Le diagnostic repose sur la mise en évidence d’anticorps contre IgLON5, une protéine de surface des neurones de fonction indéterminée, dans le LCR et dans le sérum. Le HLA DRB1 1001 et le DQB 10501 rare dans la population générale, sont présents chez 80 % des patients. L’analyse anatomopathologique post-mortem met en évidence des lésions de tauopathie prédominantes dans l’hypothalamus et le tronc cérébral.

Les troubles du sommeil sont caractérisés par la combinaison (présente dans 90 % des cas) de parasomnies en sommeil paradoxal mais aussi en sommeil lent léger. Il est également rapporté des troubles respiratoires (apnées et stridor). La parasomnie de sommeil lent léger se présente par des comportements moteurs nocturnes simples (relève la tête, se tourne, tape des doigts sans objectifs précis) ou complexes (mouvements avec une finalité, dirigés vers un but) et des vocalisations simples ou complexes (murmure, grognement, moins souvent des paroles). Les patients « vivent leurs rêves » et miment des activités de la vie quotidienne (manger, boire, manipuler des objets,…) mais sans souvenir le lendemain. La vidéo polysomnographie met en évidence 1) une initiation du sommeil qui s’accompagne d’un stade indifférencié (activité irrégulière théta sans figure de sommeil) et d’une activation de l’EMG en continu, puis une architecture du N2 appauvri en complexe K et spindle et une activation EMG, 2) l’apparition d’un stade N2 normal apparaît après une longue période sans éveil s’associant à une disparition des mouvements, 3) des apnées obstructives avec un stridor.
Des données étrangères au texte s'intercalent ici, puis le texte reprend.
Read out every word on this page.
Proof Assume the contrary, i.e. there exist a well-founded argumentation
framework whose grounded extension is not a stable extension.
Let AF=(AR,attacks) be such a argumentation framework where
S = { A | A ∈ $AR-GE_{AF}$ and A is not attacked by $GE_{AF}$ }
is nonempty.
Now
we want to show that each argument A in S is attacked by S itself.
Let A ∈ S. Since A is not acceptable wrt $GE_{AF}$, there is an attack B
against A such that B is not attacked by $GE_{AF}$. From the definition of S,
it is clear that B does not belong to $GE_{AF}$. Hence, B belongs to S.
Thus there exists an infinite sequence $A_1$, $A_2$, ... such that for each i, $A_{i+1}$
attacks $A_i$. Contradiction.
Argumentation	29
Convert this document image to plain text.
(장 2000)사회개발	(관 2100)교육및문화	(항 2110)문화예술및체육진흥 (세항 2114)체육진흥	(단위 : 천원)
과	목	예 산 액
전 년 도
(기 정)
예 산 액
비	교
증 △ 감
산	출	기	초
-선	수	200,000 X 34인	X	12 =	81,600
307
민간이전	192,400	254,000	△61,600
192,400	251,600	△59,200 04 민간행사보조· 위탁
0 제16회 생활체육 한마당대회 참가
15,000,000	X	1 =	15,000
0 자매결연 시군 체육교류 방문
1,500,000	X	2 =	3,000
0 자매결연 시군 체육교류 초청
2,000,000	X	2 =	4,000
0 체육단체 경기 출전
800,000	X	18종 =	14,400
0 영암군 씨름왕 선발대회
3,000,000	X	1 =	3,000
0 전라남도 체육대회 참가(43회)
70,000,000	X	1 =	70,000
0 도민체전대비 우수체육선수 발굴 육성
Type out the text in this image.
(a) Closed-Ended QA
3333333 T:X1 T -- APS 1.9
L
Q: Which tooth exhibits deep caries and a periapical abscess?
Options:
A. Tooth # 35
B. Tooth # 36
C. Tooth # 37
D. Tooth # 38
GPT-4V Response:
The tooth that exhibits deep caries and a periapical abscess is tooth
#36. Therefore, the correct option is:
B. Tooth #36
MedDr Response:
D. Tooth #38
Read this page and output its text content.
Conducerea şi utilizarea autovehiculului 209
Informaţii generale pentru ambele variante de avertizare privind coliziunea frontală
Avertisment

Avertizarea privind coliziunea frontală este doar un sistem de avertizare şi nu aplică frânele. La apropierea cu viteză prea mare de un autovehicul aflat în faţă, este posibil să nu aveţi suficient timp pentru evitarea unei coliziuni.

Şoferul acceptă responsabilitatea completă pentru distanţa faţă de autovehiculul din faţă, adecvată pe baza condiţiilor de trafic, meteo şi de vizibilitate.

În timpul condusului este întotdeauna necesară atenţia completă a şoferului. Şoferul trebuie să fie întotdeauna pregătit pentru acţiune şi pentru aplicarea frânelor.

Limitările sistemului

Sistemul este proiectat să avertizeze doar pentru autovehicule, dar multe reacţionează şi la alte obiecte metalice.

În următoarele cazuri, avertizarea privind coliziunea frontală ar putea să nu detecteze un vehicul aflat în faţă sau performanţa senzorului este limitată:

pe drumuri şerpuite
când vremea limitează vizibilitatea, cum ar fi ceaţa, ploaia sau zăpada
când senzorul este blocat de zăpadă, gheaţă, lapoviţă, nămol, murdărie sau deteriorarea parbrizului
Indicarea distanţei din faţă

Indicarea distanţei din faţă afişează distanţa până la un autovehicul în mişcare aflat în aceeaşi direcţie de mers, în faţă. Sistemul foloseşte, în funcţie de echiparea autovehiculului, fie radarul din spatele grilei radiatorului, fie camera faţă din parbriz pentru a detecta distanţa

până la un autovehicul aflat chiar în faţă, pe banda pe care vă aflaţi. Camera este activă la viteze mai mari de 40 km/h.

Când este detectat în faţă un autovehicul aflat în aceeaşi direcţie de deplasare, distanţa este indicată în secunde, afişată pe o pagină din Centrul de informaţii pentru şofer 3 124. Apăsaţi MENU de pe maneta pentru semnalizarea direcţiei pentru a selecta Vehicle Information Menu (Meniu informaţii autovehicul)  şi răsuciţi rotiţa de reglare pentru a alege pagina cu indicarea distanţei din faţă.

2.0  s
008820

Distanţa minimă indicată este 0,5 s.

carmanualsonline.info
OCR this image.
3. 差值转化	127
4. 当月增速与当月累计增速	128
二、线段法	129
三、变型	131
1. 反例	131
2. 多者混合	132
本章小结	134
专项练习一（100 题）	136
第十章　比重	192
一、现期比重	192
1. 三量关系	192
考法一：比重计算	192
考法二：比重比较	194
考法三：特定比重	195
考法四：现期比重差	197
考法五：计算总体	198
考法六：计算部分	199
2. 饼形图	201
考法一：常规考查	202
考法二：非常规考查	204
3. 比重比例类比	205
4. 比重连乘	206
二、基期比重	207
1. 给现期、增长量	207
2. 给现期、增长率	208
Il s’agit donc d’une nouvelle entité clinique dont les troubles du sommeil sont prédominants et aident à suspecter ce diagnostic. L’association d’une parasomnie de sommeil lent léger à l’initiation du stade N2 et de parasomnie en sommeil paradoxal constitue une nouvelle entité de parasomnie.

 

What does the sleeping brain say ? Syntax and semantics of sleep talking in healthy subjects and in parasomnia patients. Arnulf et al ; Sleep, Nov 2017

 

Introduction : La parole est une fonction humaine complexe et les caractéristiques linguistiques de la parole du dormeur n’ont jamais été explorées. L’objectif de cette étude est donc d’analyser cette parole chez des somniloques (principalement durant des parasomnies).

 

Méthodes : Les énoncés ont été repérés au moyen d’un enregistrement en vidéo-polysomnographie. Différents paramètres ont été analysés : nombre de mots et phrases, caractéristiques des pauses, lemmatisation, syntaxe, grammaire, type de phrase (affirmative, négative, interrogative,…), première et deuxième personne, politesse et termes grossiers.

 

Résultats : Cette étude a inclu 232 somniloques (âgés entre 49,5+/-20 ans ; 41% de femme ; 129 avec un trouble du comportement en sommeil paradoxal, 87 avec des parasomnies de sommeil lent profond, 15 sujets sains et un sujet avec des apnées qui parle en sommeil léger). Ces somniloques ont produit 883 énoncés dont 59 % étaient non compréhensibles (marmonnement, soupirs, rire,…) et 3349 mots compréhensibles. Le mot le plus fréquemment prononcé était « non ». Les négations représentaient 21,4 % des phrases. Une interrogation était présente dans 26 % des épisodes de paroles. Quasiment 10% des phrases contenaient des mots blasphématoires. Les hommes parlaient plus que les femmes et utilisaient une plus grande proportion de mots grossiers.

 

Conclusion : La parole du dormeur est identique à la parole en éveil en terme de syntaxe, sémantique et da prise de parole dans une conversation. Le langage est malgré tout plus familier (mots grossiers) et utilise plus souvent la négation.